Not just a tear. A repetitive use mark, the sort of thing she used to identify John Does in the morgue. Carpenters tended to have little notches worn in their front teeth from holding nails in their mouths. Warehouse workers had extremely well-developed calves, no matter the width of their waists. UPS drivers had callouses on their ring fingers because that was where they were trained to keep their key rings when they got out of their trucks.
And bartenders oftentimes used the tails of their shirts to open bottles.
This wasn’t a random motel or fishing lodge. They had stopped here for Beau. He most likely worked at the bar across the street.
Sara finished the fake part of the exam. She told Beau, “Tension pneumothorax.”
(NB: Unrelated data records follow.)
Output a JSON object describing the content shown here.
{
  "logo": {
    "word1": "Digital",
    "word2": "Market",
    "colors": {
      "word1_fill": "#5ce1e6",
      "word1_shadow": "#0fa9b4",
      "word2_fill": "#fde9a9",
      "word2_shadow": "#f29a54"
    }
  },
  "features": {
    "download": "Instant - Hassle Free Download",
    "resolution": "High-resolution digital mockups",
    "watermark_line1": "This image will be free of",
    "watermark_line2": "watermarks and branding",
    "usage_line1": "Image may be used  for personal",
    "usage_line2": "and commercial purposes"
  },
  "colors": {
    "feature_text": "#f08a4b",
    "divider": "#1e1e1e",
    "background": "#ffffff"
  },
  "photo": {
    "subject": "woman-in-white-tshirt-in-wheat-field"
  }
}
He nodded once, but she could tell he understood that this wasn’t the only issue. The symptoms of the collapsed lung presented the most visible sign of injury, but there was a bullet inside this man’s chest. Judging by the cracked ribs, the projectile had ricocheted around before settling. The heart was always the primary concern with a chest wound, but in truth, every area of the chest was a concern. Nerves, arteries, veins, lungs, thorax.
Sara was not a cardiothoracic surgeon. She could make him more comfortable, but he would need someone far more skilled and with very precise equipment to repair the damage inside his body.
Beau must have known this. Still, he offered Sara an IV catheter from the transfusion pack.
Sara found the midpoint of the clavicle. Beau swabbed the area clean. She inserted the catheter perpendicular to the skin, just under the clavicle.
The hiss of air coming out of the hollow needle was like a balloon being deflated.
Vale’s chest rose with a deep breath. He gasped. His eyes opened. He blinked.
Every man in the room seemed to breathe easier alongside him.
Carter said, “Okay now, fix me.”
Sara looked to Beau for his input. She had to remind herself that he was not her nurse. He was a bad man. He was of his own volition using his skills to patch up other bad men.
Sara came clean with Dash: “I can keep Vale comfortable, but his surgical needs are beyond my capabilities.”
Dash rubbed his jaw with his fingers.
Sara had to look away. Will did the same thing when he was upset.
Beau said, “She’s giving it to you straight. If you’re not going to take him to a hospital, the chest tube will delay the inevitable.”
Dash asked, “He’s going to die?”
“Jesus Christ!” Carter’s tone was somewhere between pleading and belligerent. “Why are you wasting time on him when my scrotum could be fucking dying?”
Dash kept rubbing his jaw, considering. “All right. Get the knife out of his leg.”
Beau returned to the medical kit.
Sara struggled against her revulsion. Treating Vale was one thing. The man was terrified, floating in and out of consciousness. But every time Carter opened his mouth—whether it was to threaten to rape Michelle’s daughter or to tell Sara he was going to fuck the bad attitude out of her mouth—she was reminded of how much she wanted him to die.